32.884°N, 131.104°E; summit elev. 1592 m
All times are local (unless otherwise noted)
A tremor event with a moderate amplitude was recorded at Aso on 10 July at 1718. Aso weather station personnel inspected the area around Nakadake crater and found a small amount of tephra newly deposited at Hakoishi-Toge about 6 km ENE of the crater. Dr. Yasuaki Sudo of Aso Volcanological Laboratory, Kyoto University, inspected the crater area and determined that a phreatic eruption had occurred. Mud emitted during the eruption reached as far as 10 km from the crater. The color of the crater lake surface changed to dark gray from green, its color on 8 July.
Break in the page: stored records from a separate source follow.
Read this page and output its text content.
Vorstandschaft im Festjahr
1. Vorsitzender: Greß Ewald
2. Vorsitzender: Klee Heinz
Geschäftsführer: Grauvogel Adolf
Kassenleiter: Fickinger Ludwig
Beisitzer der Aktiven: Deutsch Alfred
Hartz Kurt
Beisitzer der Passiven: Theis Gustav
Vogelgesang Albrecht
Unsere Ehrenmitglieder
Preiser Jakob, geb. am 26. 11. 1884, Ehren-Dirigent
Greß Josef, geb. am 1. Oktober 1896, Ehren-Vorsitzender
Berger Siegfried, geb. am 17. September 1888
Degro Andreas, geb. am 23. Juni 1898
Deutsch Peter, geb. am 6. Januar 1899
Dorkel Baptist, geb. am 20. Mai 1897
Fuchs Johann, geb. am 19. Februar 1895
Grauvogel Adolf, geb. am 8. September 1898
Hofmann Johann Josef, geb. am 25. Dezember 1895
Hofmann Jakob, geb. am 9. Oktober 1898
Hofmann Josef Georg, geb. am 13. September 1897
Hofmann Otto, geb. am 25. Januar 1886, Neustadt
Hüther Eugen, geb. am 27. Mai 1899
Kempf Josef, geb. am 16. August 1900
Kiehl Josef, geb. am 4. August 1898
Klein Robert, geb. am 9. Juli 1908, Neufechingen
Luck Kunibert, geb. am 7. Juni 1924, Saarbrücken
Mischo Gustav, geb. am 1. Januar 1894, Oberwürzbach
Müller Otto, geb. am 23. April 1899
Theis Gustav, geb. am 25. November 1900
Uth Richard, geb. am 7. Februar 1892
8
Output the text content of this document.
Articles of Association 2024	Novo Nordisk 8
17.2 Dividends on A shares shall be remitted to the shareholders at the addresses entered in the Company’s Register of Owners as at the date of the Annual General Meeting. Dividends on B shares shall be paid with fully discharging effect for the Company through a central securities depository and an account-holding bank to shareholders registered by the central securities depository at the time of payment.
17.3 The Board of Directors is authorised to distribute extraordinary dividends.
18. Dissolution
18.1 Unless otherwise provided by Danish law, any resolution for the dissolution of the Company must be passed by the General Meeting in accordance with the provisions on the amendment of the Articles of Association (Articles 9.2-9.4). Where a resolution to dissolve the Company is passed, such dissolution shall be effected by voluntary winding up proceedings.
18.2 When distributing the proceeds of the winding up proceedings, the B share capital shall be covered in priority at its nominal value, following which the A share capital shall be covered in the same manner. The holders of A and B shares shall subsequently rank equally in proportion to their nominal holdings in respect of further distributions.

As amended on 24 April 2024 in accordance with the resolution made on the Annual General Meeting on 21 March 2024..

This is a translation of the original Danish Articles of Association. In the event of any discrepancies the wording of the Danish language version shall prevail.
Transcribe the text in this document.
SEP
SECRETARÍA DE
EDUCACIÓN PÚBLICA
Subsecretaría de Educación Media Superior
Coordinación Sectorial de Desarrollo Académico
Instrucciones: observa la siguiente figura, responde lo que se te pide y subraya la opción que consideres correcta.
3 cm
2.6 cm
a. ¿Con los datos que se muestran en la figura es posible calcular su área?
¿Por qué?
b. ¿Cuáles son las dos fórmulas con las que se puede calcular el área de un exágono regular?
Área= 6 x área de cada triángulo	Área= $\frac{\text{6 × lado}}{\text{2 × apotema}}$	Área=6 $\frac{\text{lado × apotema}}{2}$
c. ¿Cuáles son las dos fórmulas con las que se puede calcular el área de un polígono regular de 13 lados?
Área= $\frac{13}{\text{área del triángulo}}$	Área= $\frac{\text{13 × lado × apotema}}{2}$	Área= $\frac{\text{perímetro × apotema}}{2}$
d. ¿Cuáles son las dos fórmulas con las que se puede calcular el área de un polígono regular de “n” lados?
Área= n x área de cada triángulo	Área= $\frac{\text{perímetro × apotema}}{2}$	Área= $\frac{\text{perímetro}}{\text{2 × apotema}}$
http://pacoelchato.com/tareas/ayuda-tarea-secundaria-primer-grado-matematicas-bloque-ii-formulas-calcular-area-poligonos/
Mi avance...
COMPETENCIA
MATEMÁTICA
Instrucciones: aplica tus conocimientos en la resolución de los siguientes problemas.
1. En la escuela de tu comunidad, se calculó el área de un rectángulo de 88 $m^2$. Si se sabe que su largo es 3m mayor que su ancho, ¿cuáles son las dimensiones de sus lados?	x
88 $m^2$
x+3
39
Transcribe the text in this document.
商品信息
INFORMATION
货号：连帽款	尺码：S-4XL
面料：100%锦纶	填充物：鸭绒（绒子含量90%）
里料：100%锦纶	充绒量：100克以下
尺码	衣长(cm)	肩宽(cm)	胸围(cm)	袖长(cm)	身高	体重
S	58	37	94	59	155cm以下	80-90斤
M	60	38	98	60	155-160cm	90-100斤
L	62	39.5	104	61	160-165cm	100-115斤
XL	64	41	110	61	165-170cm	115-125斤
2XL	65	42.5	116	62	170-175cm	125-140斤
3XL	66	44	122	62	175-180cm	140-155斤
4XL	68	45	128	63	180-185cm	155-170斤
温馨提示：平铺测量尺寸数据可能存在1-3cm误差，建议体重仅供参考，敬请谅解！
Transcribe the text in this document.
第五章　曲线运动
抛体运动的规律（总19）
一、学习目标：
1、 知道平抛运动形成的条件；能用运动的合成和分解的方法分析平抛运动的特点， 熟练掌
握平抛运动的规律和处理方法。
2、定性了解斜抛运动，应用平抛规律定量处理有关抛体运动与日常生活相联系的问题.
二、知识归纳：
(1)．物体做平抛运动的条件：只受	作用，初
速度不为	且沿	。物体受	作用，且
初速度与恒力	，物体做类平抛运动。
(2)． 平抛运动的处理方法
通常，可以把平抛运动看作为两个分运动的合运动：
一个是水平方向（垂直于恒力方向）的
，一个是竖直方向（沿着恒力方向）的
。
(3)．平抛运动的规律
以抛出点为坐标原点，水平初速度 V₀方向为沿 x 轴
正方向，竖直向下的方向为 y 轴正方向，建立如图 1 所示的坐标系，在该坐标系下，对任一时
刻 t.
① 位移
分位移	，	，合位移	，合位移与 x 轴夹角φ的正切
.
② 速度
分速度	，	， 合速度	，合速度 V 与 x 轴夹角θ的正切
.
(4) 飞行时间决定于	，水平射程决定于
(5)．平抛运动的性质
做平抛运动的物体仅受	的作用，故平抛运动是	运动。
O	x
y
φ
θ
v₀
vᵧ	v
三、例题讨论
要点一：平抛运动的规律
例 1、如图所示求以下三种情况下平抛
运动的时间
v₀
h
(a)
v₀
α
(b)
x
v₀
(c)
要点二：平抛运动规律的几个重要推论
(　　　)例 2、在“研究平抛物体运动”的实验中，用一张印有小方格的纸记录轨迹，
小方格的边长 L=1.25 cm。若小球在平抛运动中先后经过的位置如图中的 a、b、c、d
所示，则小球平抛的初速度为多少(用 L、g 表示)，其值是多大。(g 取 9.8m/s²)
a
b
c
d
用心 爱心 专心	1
Geologic Background. The 24-km-wide Asosan caldera was formed during four major explosive eruptions from 300,000 to 90,000 years ago. These produced voluminous pyroclastic flows that covered much of Kyushu. The last of these, the Aso-4 eruption, produced more than 600 cu km of airfall tephra and pyroclastic-flow deposits. A group of 17 central cones was constructed in the middle of the caldera, one of which, Nakadake, is one of Japan's most active volcanoes. It was the location of Japan's first documented historical eruption in 553 AD. The Nakadake complex has remained active throughout the Holocene. Several other cones have been active during the Holocene, including the Kometsuka scoria cone as recently as about 210 CE. Historical eruptions have largely consisted of basaltic to basaltic-andesite ash emission with periodic strombolian and phreatomagmatic activity. The summit crater of Nakadake is accessible by toll road and cable car, and is one of Kyushu's most popular tourist destinations.